When the client began to evaluate the effects of "The Hole" on her life, the client reported that it served to alienate her from her partner and children, so that "The Hole" could not be found, confronted or questioned. Although the strong drinking was initially limited to the weekends, it began to sneak into the week and to impair their performance at work.
After all, I wanted to find out whether it is okay for "The Hole" to influence his relationships; Either within his family circle, his circle of friends or his work relationships.
t: So is it okay for you to be separated from your family and friends while trying to hide "The Hole"?

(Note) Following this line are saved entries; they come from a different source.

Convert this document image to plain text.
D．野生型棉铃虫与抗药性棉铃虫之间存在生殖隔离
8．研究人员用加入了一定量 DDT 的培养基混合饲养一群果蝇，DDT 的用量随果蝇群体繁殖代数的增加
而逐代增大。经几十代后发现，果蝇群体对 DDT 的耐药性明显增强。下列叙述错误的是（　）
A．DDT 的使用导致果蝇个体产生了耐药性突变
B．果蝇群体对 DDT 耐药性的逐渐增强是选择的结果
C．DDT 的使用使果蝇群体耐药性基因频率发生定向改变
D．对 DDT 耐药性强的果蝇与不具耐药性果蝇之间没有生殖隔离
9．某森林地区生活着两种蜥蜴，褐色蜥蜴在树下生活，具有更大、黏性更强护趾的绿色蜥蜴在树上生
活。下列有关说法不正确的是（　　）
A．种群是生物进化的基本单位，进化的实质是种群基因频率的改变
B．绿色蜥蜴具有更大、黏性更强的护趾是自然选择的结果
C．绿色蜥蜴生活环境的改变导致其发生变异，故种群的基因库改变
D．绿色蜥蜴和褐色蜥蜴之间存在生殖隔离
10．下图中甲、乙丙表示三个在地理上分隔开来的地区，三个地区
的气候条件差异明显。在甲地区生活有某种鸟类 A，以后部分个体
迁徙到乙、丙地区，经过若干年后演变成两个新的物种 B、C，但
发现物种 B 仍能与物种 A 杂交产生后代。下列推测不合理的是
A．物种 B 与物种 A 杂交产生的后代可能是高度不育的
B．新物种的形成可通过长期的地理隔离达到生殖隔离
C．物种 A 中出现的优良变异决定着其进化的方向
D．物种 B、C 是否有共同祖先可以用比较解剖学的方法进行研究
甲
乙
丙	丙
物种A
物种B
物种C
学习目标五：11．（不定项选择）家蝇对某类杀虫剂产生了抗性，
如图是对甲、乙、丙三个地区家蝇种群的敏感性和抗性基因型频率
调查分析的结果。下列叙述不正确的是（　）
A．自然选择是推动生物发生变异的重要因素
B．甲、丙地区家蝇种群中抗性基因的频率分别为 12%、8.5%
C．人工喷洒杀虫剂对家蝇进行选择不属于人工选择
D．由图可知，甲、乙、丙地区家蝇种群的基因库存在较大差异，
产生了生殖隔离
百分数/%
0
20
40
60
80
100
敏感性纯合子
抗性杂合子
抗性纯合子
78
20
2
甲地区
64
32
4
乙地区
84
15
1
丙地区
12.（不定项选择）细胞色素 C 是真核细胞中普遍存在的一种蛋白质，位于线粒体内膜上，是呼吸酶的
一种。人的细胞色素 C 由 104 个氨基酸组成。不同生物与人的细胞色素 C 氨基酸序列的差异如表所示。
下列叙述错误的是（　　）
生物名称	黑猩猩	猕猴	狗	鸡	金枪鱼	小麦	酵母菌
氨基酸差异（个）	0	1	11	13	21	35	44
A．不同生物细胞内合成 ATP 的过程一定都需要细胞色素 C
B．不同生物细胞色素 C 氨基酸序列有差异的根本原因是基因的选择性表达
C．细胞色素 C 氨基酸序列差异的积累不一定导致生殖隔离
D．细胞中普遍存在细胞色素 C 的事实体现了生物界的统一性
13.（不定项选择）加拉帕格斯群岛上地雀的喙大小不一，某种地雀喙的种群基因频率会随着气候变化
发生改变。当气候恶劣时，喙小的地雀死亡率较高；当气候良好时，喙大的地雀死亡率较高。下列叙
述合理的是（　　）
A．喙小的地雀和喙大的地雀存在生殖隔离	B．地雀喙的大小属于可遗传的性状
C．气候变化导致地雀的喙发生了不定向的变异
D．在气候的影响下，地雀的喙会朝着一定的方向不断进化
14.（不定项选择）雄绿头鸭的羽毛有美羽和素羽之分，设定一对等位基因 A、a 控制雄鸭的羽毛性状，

c: No, it is not. I hate that I can't talk to you and tell you what's going on. I can see what it does to us. I am not sure how to record it. I am always up to date, sort things for everyone, but I can no longer.
The client continued to describe his preferred lifestyle, which he called "sunshine". Sunshine was all about family, communication and real connection. That was something that "The Hole" didn't like because it would mean the possible end of its existence.
Externalizing discussions is only the beginning of the trip to solve the problem of the client. It leaves the room that is needed to examine and evaluate. As soon as the client is no longer rooted and identified, it can step back to examine and evaluate the effects of the problem and thus begin to find alternatives for his life (White, 2007, p. 61).